Like Asians, Pacific Islanders were not that welcome, either. And just like Asians, we also were once the target of an election campaign which preyed on the fears of New Zealanders.

That was the election that swept Rob Muldoon and National back into power, aided by the now infamous dancing Cossacks television advertisement, which did such a good job of exploiting fears about Communists and Coconuts.

Although not old enough to vote, I've never forgotten the cartoon images of Pacific Islanders - complete with big lips and Afro hairdos - as undesirables swarming into the country either to take jobs away from honest, law-abiding Kiwis or to be burdens on the state.

Coming, as it did, not long after the humiliation and indignity of the dawn immigration raids of the early 1970s - in which the more visible Pacific Island overstayers were targeted although most overstayers were white - it had a lasting impact. A feeling of not quite belonging that took years to shake.

I wonder what lasting impressions are being shaped in the minds of Asian youngsters as they listen to Winston Peters' utterances this election.

Already there are tensions between those who have been here a generation or two and the newcomers. Newly arrived Asians, I am told, call their more established counterparts "ripe bananas" - yellow on the outside and white on the inside.

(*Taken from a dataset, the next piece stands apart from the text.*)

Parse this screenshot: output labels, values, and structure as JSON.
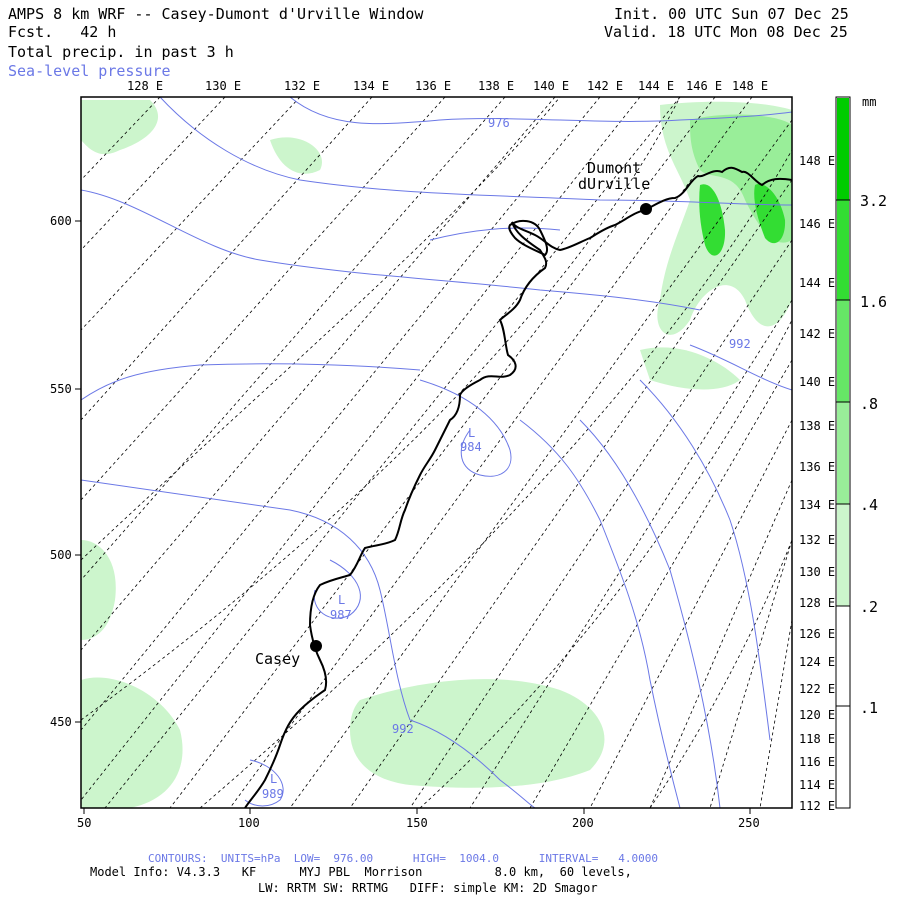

For their part, the Kiwi Asians fret about the way the new arrivals reflect badly on them. They have worked hard at fitting in and see the new arrivals as stirring up racist feelings against them, a sentiment that Peters likes to trot out as a reason to curb more "Asianisation by stealth".

One Kiwi-Chinese mathematician told me that when the Government apologised to the Chinese over the poll tax, many felt they should not push for compensation because "we don't want them to hate us again".

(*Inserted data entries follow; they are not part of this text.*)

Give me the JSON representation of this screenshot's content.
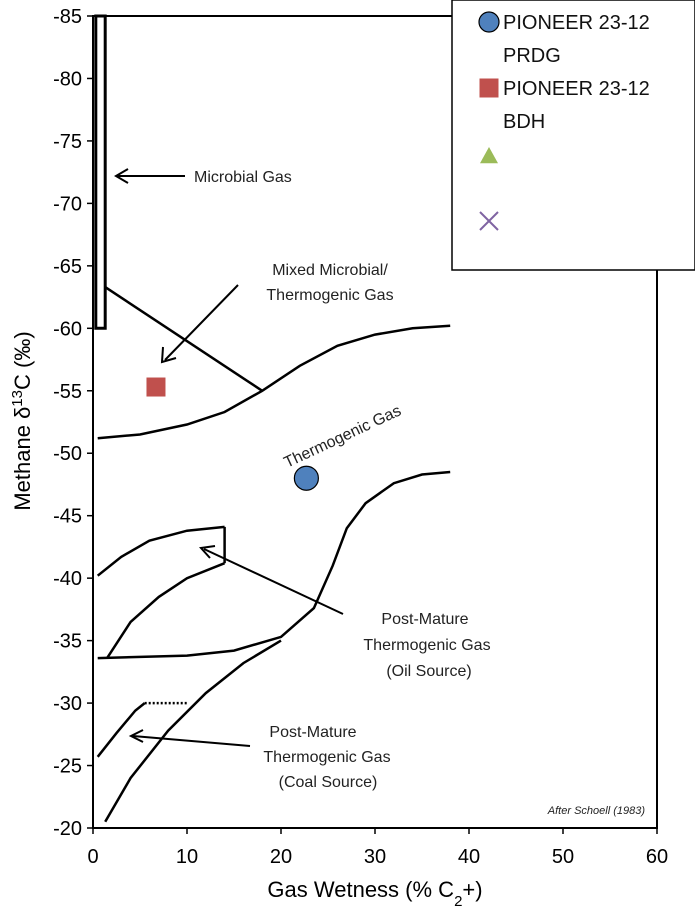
{
  "chart_data": {
    "type": "scatter",
    "xlabel": "Gas Wetness (% C₂+)",
    "ylabel": "Methane δ¹³C (‰)",
    "xlim": [
      0,
      60
    ],
    "ylim": [
      -20,
      -85
    ],
    "x_ticks": [
      "0",
      "10",
      "20",
      "30",
      "40",
      "50",
      "60"
    ],
    "y_ticks": [
      "-20",
      "-25",
      "-30",
      "-35",
      "-40",
      "-45",
      "-50",
      "-55",
      "-60",
      "-65",
      "-70",
      "-75",
      "-80",
      "-85"
    ],
    "grid": false,
    "legend_position": "top-right",
    "series": [
      {
        "name": "PIONEER 23-12 PRDG",
        "marker": "circle",
        "color": "#4f81bd",
        "points": [
          {
            "x": 22.7,
            "y": -48.0
          }
        ]
      },
      {
        "name": "PIONEER 23-12 BDH",
        "marker": "square",
        "color": "#c0504d",
        "points": [
          {
            "x": 6.7,
            "y": -55.3
          }
        ]
      },
      {
        "name": "",
        "marker": "triangle",
        "color": "#9bbb59",
        "points": []
      },
      {
        "name": "",
        "marker": "x",
        "color": "#8064a2",
        "points": []
      }
    ],
    "legend_entries": [
      {
        "line1": "PIONEER 23-12",
        "line2": "PRDG",
        "marker": "circle",
        "color": "#4f81bd"
      },
      {
        "line1": "PIONEER 23-12",
        "line2": "BDH",
        "marker": "square",
        "color": "#c0504d"
      },
      {
        "line1": "",
        "line2": "",
        "marker": "triangle",
        "color": "#9bbb59"
      },
      {
        "line1": "",
        "line2": "",
        "marker": "x",
        "color": "#8064a2"
      }
    ],
    "annotations": {
      "microbial": "Microbial Gas",
      "mixed_line1": "Mixed Microbial/",
      "mixed_line2": "Thermogenic Gas",
      "thermogenic": "Thermogenic Gas",
      "pm_oil_line1": "Post-Mature",
      "pm_oil_line2": "Thermogenic Gas",
      "pm_oil_line3": "(Oil Source)",
      "pm_coal_line1": "Post-Mature",
      "pm_coal_line2": "Thermogenic Gas",
      "pm_coal_line3": "(Coal Source)",
      "credit": "After Schoell (1983)"
    },
    "boundaries": {
      "microbial_box": [
        [
          0.3,
          -85
        ],
        [
          1.3,
          -85
        ],
        [
          1.3,
          -60
        ],
        [
          0.3,
          -60
        ]
      ],
      "mixed_line": [
        [
          1.3,
          -63.3
        ],
        [
          18,
          -55
        ]
      ],
      "thermogenic_upper": [
        [
          0.5,
          -51.2
        ],
        [
          5,
          -51.5
        ],
        [
          10,
          -52.3
        ],
        [
          14,
          -53.3
        ],
        [
          18,
          -55
        ],
        [
          22,
          -57
        ],
        [
          26,
          -58.6
        ],
        [
          30,
          -59.5
        ],
        [
          34,
          -60
        ],
        [
          38,
          -60.2
        ]
      ],
      "thermogenic_lower": [
        [
          0.5,
          -33.6
        ],
        [
          10,
          -33.8
        ],
        [
          15,
          -34.2
        ],
        [
          20,
          -35.3
        ],
        [
          23.5,
          -37.6
        ],
        [
          25.5,
          -41
        ],
        [
          27,
          -44
        ],
        [
          29,
          -46
        ],
        [
          32,
          -47.6
        ],
        [
          35,
          -48.3
        ],
        [
          38,
          -48.5
        ]
      ],
      "oil_box_top": [
        [
          0.5,
          -40.2
        ],
        [
          3,
          -41.7
        ],
        [
          6,
          -43
        ],
        [
          10,
          -43.8
        ],
        [
          14,
          -44.1
        ]
      ],
      "oil_box_right": [
        [
          14,
          -44.1
        ],
        [
          14,
          -41.2
        ]
      ],
      "oil_box_bottom": [
        [
          14,
          -41.2
        ],
        [
          10,
          -40
        ],
        [
          7,
          -38.5
        ],
        [
          4,
          -36.5
        ],
        [
          1.5,
          -33.6
        ]
      ],
      "coal_box_top": [
        [
          0.5,
          -25.7
        ],
        [
          2.5,
          -27.6
        ],
        [
          4.5,
          -29.4
        ],
        [
          5.5,
          -30
        ]
      ],
      "coal_box_flat": [
        [
          5.5,
          -30
        ],
        [
          10,
          -30
        ]
      ],
      "coal_box_lower": [
        [
          1.3,
          -20.5
        ],
        [
          4,
          -24
        ],
        [
          8,
          -27.8
        ],
        [
          12,
          -30.8
        ],
        [
          16,
          -33.2
        ],
        [
          20,
          -35
        ]
      ]
    }
  }
}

Peters, who claims to be sort of Chinese (much like some claim he's sort of Maori), says it is not about racism. It is about numbers. Sure, but had the same number of white immigrants settled in the country I doubt we would ever have noticed.

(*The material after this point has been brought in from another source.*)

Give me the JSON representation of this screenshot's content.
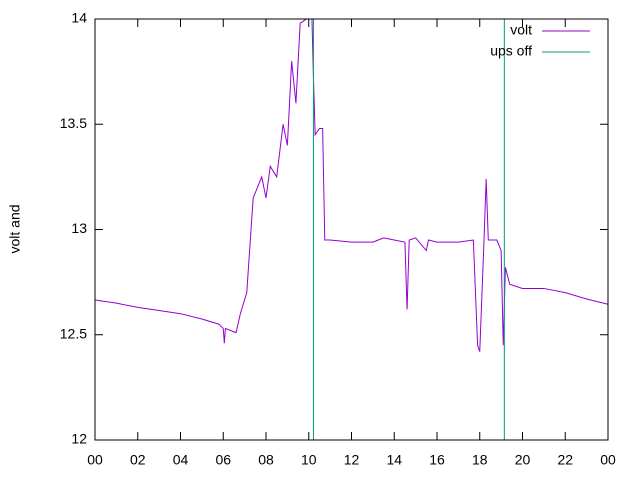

As the success of right-wingers like Jean-Marie Le Pen in France proves yet again, most people are programmed to dislike immigrants, particularly when they are different. It is an understandable, if not particularly admirable, human trait.

And it's not an experience that is new to this country, either. Take the reaction of those early British settlers to the first wave of Chinese immigrants in the 1800s. It was not enough for them to shun and dislike them - they had to slap a ruinous poll tax on them as well.

Then there was their treatment of the Croatian migrants who arrived at the turn of the last century to dig gum in the Far North. Being not quite white enough, they were called, among other things, white Chinamen and Dally dogs. Premier Dick Seddon went so far as to describe them in Parliament as locust-like - before penalising them with a poll and reserving the best bits of land for the British gumdiggers.

Which was a bit rich considering most Britons had been in the country barely long enough to unpack their bags.

If the face of New Zealand is undergoing a radical makeover, it is not for the first time. At the time the Treaty of Waitangi was signed in 1840, the number of Maori was estimated at between 100,000 and 200,000 and white settlers made up between 1 and 2 per cent of the population. A few generations later, the situation was reversed.

Peters says we should have the right to choose who will be a New Zealander, but I wonder how many of us would be here if that were the case.

A couple of generations after the Croatians first arrived here, as illiterate fishermen and peasants who could not speak English, they came to be regarded as model New Zealanders, recognised for their hard work and business acumen, particularly in the fishing and wine industries. Had they lost heart and returned to Dalmatia instead of sticking around, we probably would not have a wine industry.

Which just goes to show that there's hope for the rest of us.